The boss of Portland Port has issued a thinly-veiled rebuke to protestors, saying their action may have lost local businesses £400,000.
Chief executive Bill Reeves says the cancellation of a cruise ship visit to Portland – Princess Cruise lines’ Regal Princess with more than 3,600 passengers – has cost the local economy around £400,000
The port calculated the figure using industry statistics based on spend per head by passengers as well as spend by crew and additional revenues for local transport operators and other suppliers.
The port says it is ‘in the process of gathering information to establish the full facts behind the cancellation’. But it’s clear the firm squarely blames people who gathered to express their concerns over the arrival of the Bibby Stockholm barge, set to accommodate 500 migrants awaiting a final decision on their residency in the UK.
Mr Reeves said: “Cruise calls to Portland Port contribute £10m to the local economy every year.
“The visit by the Regal Princess alone would have generated approximately £400,000 for local businesses.

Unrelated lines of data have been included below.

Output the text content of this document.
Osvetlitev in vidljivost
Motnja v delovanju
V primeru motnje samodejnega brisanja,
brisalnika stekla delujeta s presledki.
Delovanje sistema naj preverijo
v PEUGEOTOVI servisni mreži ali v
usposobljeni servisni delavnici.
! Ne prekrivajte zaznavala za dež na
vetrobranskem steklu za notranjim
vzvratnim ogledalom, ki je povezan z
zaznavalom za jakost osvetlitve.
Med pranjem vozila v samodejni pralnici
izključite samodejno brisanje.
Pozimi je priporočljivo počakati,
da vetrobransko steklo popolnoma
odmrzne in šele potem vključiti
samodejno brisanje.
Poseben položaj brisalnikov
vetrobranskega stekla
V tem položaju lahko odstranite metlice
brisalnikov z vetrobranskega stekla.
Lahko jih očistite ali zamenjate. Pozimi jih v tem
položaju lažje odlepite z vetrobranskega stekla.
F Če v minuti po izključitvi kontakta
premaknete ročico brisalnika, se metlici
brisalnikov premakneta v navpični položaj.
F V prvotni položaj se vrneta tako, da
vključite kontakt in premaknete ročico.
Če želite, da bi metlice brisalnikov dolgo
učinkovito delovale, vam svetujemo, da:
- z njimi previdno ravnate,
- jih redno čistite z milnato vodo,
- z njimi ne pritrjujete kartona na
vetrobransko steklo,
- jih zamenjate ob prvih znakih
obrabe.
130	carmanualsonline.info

“This includes spending in shops, restaurants, cafes, pubs, tourist attractions, for guides and taxis as well as for those in the supply chain such as bus and coach operators and through indirect spend.
“The port has also lost berthing fees but this is significantly outweighed by the overall cost to the local economy.
“Cruise calls not only create and support local jobs and the economy, they generate significant exposure for the area and help to encourage return visits.
“A great deal of time and effort has been taken to build up our cruise business to diversify revenues at the port and support the local economy, of which we are proud to be a part. The importance of this cruise business cannot be underestimated.
“All other cruise calls are continuing as planned over the remainder of the season. Indeed, we were able to accommodate the Norwegian Dawn on Monday after she requested to arrive early due to bad weather elsewhere.
“She had 2,360 guests on board, around half of which went into Weymouth on Monday evening, spending money in restaurants, cafes, bars and take-aways, and by all accounts having a great time.”